There are other chips, however, that are being designed specifically for AI applications that hold the promise of delivering faster and more reliable performance than their more generalized predecessors and, hopefully, an artificial intelligence deployment that becomes less energy- and space-intensive over time.
What Is an ASIC
An application specific integrated circuit, or ASIC, is a chip designed for very specific purposes. Like the CPU and the GPU, they pre-date the rise of AI. Though ASICs have been around for decades for various uses—different types of ASICs help power modems and parts of our handheld devices, for example—today many ASICs are being built with artificial intelligence specifically in mind. These specialized ASICs are often called AI “accelerators.”
We’ve already discussed how GPUs, due to their ability to distribute work and complete many tasks simultaneously, tend to outperform CPUs when performing AI applications. AI-specific ASICs are capable of outperforming GPUs. This is because ASICs can be built with transformer architecture as part of their hardware. Recall that transformers are the underlying neural network technology for many AI applications, including large language models. Because the transformer is expressed as part of the hardware, ASICs can perform tasks like natural language processing faster than CPUs, GPUs, or combinations of the two.
What Is a TPU
A tensor processing unit, or TPU, is a type of ASIC designed by Google specifically for machine learning. In AI and machine learning, a tensor is a unit of data that represents how machines map and organize that data—tensors help AI understand where information is supposed to reside in relation to other pieces of information.

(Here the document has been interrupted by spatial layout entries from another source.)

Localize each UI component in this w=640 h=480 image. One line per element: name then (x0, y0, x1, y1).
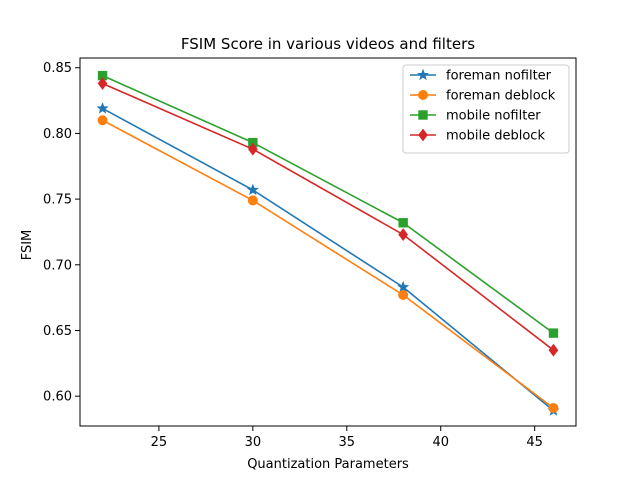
data-point-star (397, 280, 410, 293)
legend-label: mobile deblock (446, 129, 545, 144)
data-point-circle (398, 290, 409, 301)
series-line (102, 107, 554, 412)
x-tick-label: 35 (339, 435, 356, 450)
x-tick-label: 45 (526, 435, 543, 450)
y-tick-label: 0.60 (43, 390, 72, 405)
series-line (102, 82, 554, 351)
data-point-diamond (248, 142, 258, 156)
legend-marker-circle (418, 90, 428, 100)
legend-box (402, 64, 570, 154)
series-line (102, 74, 554, 334)
plot-area (96, 70, 560, 416)
data-point-circle (548, 403, 559, 414)
data-point-square (398, 218, 408, 228)
axes: 25 30 35 40 45 0.60 0.65 0.70 0.75 0.80 0.85 (43, 57, 577, 450)
series-line (102, 119, 554, 409)
data-point-square (548, 328, 559, 338)
data-point-diamond (97, 77, 108, 90)
plot-frame (79, 57, 577, 427)
legend-label: mobile nofilter (446, 109, 541, 124)
data-point-circle (97, 115, 108, 126)
data-point-star (246, 183, 259, 196)
y-tick-label: 0.75 (43, 193, 72, 208)
legend-marker-square (418, 110, 428, 120)
y-tick-label: 0.65 (43, 324, 72, 339)
data-point-star (96, 102, 109, 114)
data-point-diamond (548, 343, 559, 357)
legend-marker-star (416, 68, 430, 81)
y-tick-label: 0.80 (43, 127, 72, 142)
y-tick-label: 0.70 (43, 258, 72, 273)
x-tick-label: 30 (245, 435, 262, 450)
legend-marker-diamond (418, 128, 428, 142)
legend-label: foreman deblock (446, 89, 556, 104)
x-tick-label: 40 (432, 435, 449, 450)
x-tick-label: 25 (151, 435, 168, 450)
legend-label: foreman nofilter (446, 69, 552, 84)
data-point-diamond (398, 228, 408, 242)
x-axis-label: Quantization Parameters (247, 457, 409, 472)
legend: foreman nofilter foreman deblock mobile no… (402, 64, 570, 154)
y-axis-label: FSIM (20, 230, 35, 261)
data-point-circle (247, 195, 258, 206)
y-tick-label: 0.85 (43, 61, 72, 76)
chart-title: FSIM Score in various videos and filters (181, 35, 475, 53)
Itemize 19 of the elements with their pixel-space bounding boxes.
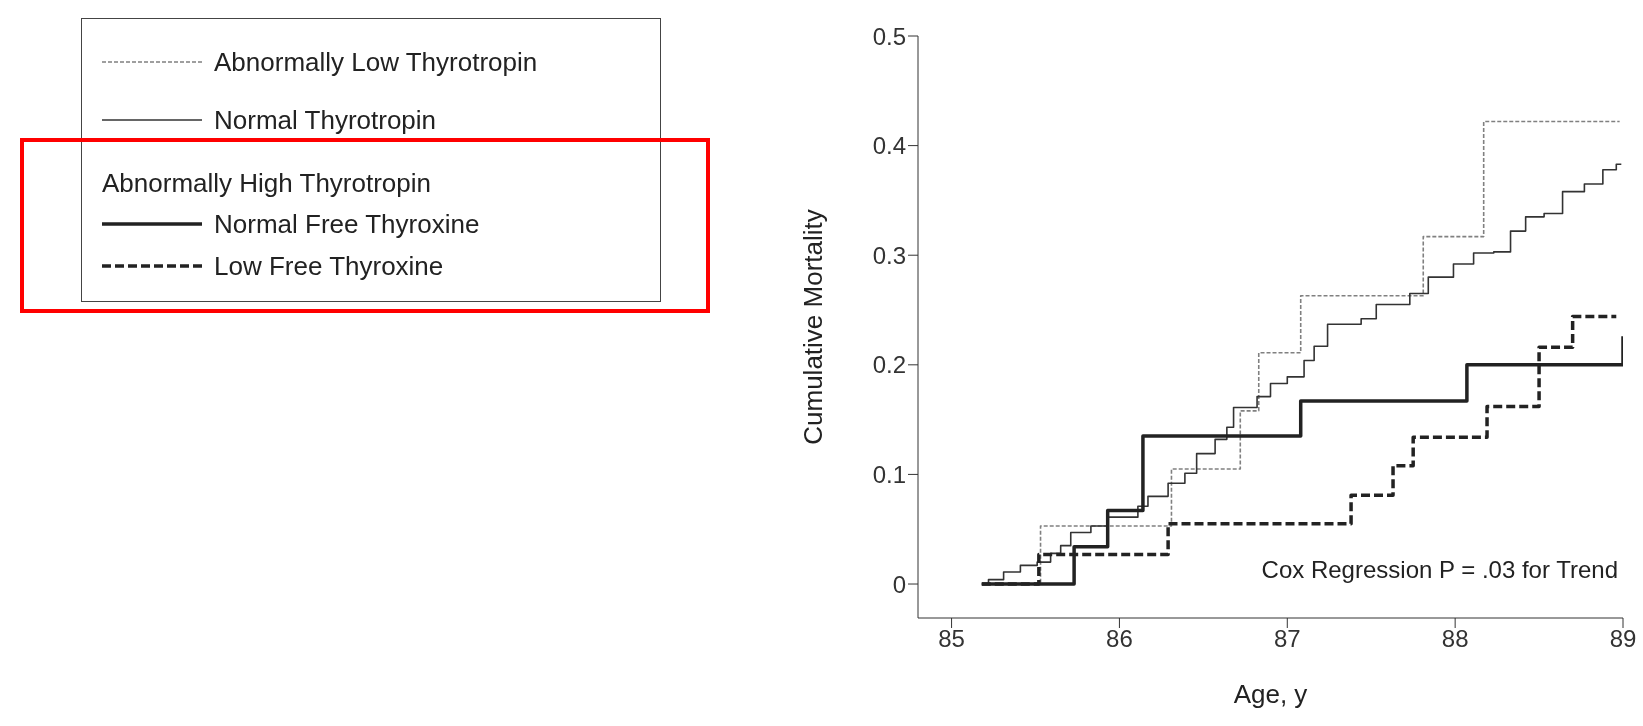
y-tick-label: 0.4	[872, 132, 906, 160]
y-tick-label: 0.5	[872, 22, 906, 50]
legend-label: Normal Free Thyroxine	[214, 208, 480, 240]
legend-label: Normal Thyrotropin	[214, 104, 437, 136]
x-tick-label: 87	[1273, 625, 1301, 653]
y-tick-label: 0.3	[872, 241, 906, 269]
y-axis-title: Cumulative Mortality	[798, 209, 829, 445]
x-tick-label: 86	[1106, 625, 1133, 653]
x-tick-label: 89	[1609, 625, 1637, 653]
x-tick-label: 85	[938, 625, 965, 653]
legend-label: Low Free Thyroxine	[214, 250, 444, 282]
x-axis-title: Age, y	[1233, 679, 1308, 709]
legend-label: Abnormally Low Thyrotropin	[214, 46, 538, 78]
x-tick-label: 88	[1441, 625, 1469, 653]
y-tick-label: 0.1	[872, 460, 906, 488]
legend-title: Abnormally High Thyrotropin	[102, 167, 432, 200]
y-tick-label: 0.2	[872, 351, 906, 379]
y-tick-label: 0	[892, 570, 906, 598]
annotation: Cox Regression P = .03 for Trend	[1261, 556, 1618, 584]
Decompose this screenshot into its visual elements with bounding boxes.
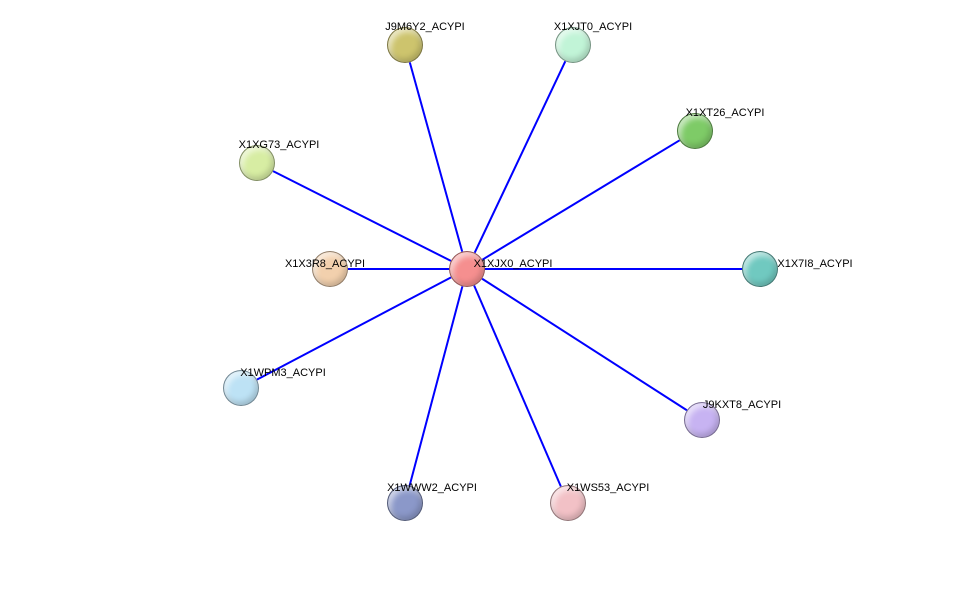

TPUs are highly specialized ASICs, only able to outperform generalist chips like GPUs in certain functions. TPUs are built to ingest huge amounts of data very quickly, and dare thus used to train artificial intelligence models, especially those involved with machine learning and deep learning.
What Is an FPGA
Like an ASIC, a field-programmable gate array (FPGA) is a specialized microchip that has been around for more than three decades. Unlike an ASIC, an FPGA can be re-tasked, reprogrammed and reconfigured over time for different functions, while an ASIC is static after it is manufactured. The FPGA trades some of an ASIC’s efficiency and performance for flexibility.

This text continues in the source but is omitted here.